Kececioglu, J., & Yu, J. (2001). Separating repeats in DNA sequence assembly. Proceedings of the Annual International Conference on Computational Molecular Biology, RECOMB, 176-183.

Abstract:

One of the key open problems in large-scale DNA sequence assembly is the correct reconstruction of sequences that contain repeats. A long repeat can confound a sequence assembler into falsely overlaying fragments that sample its copies, effectively compressing out the repeat in the reconstructed sequence. We call the task of correcting this compression by separating the overlaid fragments into the distinct copies they sample, the repeat separation problem. We present a rigorous formulation of repeat separation in the general setting without prior knowledge of consensus sequences of repeats or their number of copies.
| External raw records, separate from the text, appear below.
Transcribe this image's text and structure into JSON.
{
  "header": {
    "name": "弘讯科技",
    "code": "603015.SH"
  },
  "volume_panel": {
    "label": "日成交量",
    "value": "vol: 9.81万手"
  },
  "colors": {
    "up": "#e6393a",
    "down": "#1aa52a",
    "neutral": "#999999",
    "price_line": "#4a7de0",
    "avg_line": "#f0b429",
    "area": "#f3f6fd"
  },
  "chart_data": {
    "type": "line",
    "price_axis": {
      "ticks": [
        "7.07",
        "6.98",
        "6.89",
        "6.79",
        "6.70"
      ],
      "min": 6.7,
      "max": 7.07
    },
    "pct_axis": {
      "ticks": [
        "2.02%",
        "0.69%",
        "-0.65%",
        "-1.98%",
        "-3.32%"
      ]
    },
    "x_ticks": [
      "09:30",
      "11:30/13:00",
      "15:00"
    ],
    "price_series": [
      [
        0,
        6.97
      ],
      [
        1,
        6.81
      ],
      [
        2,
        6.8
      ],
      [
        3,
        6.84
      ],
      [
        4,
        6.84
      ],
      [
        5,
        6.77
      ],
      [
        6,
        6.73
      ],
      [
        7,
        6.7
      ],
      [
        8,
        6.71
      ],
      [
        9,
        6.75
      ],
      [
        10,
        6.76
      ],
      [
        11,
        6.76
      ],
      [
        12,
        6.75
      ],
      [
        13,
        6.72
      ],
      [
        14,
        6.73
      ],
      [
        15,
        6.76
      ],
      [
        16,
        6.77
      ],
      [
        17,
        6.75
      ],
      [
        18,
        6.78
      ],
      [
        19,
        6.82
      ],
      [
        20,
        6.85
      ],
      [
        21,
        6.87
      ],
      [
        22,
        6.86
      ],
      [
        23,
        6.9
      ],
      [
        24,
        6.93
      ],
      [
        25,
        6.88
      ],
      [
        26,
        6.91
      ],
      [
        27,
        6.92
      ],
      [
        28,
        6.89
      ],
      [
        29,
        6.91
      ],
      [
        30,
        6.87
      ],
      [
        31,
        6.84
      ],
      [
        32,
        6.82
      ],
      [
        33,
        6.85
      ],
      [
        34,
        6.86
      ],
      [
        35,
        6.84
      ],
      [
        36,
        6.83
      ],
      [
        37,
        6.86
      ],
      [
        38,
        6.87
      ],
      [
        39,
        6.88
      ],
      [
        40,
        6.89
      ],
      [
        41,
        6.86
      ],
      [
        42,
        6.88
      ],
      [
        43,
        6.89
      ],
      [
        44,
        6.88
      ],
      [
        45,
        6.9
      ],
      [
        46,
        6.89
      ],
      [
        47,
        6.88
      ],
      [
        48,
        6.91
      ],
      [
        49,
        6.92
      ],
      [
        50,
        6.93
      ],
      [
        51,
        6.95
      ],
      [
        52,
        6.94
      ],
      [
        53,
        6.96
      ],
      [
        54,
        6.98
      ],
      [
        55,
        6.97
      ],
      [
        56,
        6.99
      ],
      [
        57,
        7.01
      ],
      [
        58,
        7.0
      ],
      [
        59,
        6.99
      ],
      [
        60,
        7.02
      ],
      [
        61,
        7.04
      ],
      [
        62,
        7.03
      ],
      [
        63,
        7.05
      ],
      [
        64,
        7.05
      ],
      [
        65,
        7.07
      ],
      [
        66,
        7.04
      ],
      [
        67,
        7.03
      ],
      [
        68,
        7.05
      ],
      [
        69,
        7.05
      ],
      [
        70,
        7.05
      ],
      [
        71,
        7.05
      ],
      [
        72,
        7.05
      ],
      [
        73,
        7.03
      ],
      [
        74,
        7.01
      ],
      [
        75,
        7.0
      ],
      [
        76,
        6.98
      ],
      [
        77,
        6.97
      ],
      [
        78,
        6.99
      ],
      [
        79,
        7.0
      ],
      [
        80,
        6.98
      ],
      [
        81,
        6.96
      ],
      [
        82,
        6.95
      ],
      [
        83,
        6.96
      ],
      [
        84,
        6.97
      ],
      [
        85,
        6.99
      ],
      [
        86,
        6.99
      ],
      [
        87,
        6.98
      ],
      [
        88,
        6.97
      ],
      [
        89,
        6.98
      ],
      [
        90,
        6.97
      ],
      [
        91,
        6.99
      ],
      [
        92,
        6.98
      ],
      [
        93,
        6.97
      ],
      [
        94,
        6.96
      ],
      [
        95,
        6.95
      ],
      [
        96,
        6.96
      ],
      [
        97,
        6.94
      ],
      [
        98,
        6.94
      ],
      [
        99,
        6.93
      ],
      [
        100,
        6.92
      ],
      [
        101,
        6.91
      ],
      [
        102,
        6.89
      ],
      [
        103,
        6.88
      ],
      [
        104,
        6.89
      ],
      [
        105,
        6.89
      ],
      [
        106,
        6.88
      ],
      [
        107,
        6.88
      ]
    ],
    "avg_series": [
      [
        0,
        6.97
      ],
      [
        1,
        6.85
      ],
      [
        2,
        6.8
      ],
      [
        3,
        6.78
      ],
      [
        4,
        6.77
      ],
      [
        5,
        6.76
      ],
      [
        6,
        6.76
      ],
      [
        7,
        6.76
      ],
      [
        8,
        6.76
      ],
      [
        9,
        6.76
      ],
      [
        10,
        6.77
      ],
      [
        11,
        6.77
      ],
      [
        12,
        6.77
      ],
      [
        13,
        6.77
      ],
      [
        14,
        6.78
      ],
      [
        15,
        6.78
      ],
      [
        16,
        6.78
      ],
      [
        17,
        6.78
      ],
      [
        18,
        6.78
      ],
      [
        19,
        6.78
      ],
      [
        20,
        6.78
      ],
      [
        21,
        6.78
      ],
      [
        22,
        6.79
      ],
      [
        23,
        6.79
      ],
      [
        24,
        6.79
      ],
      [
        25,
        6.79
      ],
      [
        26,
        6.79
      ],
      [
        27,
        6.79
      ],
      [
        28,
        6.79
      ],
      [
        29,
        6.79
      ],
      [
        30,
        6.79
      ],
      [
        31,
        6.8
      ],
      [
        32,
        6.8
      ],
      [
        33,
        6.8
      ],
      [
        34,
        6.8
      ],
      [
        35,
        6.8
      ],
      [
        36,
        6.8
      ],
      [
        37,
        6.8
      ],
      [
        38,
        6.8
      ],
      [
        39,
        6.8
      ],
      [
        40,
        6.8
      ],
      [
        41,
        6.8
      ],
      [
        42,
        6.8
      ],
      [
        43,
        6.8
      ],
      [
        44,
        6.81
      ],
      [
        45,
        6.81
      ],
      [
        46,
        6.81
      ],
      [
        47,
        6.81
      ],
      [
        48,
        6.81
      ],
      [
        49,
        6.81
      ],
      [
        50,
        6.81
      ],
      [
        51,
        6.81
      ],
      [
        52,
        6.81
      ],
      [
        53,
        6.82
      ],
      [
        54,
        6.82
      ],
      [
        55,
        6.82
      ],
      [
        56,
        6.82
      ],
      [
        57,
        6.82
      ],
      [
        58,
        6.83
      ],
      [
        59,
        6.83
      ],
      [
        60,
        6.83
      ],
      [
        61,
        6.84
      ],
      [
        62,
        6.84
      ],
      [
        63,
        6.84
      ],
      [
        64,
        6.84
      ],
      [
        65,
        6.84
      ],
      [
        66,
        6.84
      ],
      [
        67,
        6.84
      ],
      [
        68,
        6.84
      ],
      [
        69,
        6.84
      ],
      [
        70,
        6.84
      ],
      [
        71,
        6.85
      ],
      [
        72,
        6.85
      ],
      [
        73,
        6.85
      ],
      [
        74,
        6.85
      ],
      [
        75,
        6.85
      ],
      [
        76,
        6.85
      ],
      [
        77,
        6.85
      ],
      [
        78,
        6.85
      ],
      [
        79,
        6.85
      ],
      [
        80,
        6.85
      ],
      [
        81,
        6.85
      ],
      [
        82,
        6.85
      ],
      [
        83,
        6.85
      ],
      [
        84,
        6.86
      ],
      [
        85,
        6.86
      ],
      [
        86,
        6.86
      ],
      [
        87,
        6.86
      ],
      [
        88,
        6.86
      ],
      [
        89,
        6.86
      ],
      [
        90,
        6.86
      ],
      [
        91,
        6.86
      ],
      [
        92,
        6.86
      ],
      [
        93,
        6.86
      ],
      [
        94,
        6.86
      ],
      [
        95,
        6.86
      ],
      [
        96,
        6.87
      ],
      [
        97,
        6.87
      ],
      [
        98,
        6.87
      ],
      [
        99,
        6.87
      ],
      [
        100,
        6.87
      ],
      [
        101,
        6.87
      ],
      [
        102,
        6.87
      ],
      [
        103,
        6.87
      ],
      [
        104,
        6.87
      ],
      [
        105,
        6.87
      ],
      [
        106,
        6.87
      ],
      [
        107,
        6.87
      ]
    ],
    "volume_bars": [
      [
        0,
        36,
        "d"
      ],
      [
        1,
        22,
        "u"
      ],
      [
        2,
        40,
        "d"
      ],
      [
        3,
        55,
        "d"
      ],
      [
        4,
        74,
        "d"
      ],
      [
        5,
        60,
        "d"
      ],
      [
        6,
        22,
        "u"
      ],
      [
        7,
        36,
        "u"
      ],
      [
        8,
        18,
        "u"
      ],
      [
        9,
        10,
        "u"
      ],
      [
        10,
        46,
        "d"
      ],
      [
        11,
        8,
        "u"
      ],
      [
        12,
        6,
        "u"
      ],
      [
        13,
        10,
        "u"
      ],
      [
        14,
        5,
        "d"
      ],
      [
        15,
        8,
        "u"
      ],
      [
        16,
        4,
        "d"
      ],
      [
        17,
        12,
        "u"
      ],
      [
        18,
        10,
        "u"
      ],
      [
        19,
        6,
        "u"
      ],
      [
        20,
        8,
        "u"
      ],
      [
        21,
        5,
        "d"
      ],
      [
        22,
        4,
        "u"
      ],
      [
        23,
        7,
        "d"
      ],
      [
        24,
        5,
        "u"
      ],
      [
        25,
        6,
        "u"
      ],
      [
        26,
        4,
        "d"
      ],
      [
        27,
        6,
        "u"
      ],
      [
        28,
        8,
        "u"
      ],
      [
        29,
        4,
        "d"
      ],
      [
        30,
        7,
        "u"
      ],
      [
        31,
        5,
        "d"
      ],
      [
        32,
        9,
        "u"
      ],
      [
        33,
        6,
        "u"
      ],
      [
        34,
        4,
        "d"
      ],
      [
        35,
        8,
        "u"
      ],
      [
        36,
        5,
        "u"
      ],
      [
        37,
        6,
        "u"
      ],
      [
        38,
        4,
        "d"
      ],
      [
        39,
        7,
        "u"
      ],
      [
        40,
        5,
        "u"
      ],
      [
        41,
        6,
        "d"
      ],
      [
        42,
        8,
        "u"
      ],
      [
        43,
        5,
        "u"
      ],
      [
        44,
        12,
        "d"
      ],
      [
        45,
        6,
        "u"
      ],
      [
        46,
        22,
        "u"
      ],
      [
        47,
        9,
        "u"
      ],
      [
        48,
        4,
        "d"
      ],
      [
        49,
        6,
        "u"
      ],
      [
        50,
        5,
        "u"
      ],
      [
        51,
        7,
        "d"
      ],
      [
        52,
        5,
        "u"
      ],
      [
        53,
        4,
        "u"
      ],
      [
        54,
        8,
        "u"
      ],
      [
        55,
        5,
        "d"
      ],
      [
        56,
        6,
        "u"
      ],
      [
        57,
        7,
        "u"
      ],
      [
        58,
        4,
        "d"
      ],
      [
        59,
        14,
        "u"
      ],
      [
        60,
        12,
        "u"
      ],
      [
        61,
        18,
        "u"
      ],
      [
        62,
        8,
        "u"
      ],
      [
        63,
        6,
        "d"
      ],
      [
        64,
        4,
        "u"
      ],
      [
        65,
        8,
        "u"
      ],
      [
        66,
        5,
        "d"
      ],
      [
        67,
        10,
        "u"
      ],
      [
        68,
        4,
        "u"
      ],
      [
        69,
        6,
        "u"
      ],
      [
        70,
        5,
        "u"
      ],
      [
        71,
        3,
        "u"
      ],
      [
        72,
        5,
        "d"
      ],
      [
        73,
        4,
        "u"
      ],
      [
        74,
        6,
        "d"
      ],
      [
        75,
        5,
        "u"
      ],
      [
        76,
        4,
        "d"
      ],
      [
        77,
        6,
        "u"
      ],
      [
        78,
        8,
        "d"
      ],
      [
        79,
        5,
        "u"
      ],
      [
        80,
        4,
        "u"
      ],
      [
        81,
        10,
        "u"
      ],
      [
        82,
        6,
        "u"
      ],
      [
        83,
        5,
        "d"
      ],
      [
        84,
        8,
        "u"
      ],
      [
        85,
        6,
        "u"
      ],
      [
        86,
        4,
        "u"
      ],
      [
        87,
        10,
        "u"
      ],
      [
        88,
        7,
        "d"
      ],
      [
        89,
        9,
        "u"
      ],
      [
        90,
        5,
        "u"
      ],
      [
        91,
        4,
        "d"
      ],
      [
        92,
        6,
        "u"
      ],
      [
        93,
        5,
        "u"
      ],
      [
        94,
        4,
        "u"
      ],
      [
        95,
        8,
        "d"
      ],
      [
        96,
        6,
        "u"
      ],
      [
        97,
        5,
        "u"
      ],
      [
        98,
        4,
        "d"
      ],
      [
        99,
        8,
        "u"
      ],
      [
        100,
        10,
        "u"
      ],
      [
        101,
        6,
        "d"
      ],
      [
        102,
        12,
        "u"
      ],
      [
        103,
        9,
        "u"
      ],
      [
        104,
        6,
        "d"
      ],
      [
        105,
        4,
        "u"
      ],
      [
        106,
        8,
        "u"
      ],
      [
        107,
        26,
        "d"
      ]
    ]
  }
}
Our formulation decomposes the task into a series of four subproblems, and we design probabilistic tests or combinatorial algorithms that solve each subproblem. The core subproblem separates repeats using the so-called k-median problem in combinatorial optimization, which we solve using integer linear-programming. Experiments with an implementation show we can separate fragments that are over laid at 10 times the coverage with very few mistakes in a few seconds of computation, even when the sequencing error rate and the error rate between copies are identical. To our knowledge this is the first rigorous and fully general approach to separating repeats that directly addresses the problem.

Suh, Y., Snodgrass, R. T., Kececioglu, J. D., Downey, P. J., Maier, R. S., & Yi, C. (2017). EMP: execution time measurement protocol for compute-bound programs. Software - Practice and Experience, 47(4), 559-597.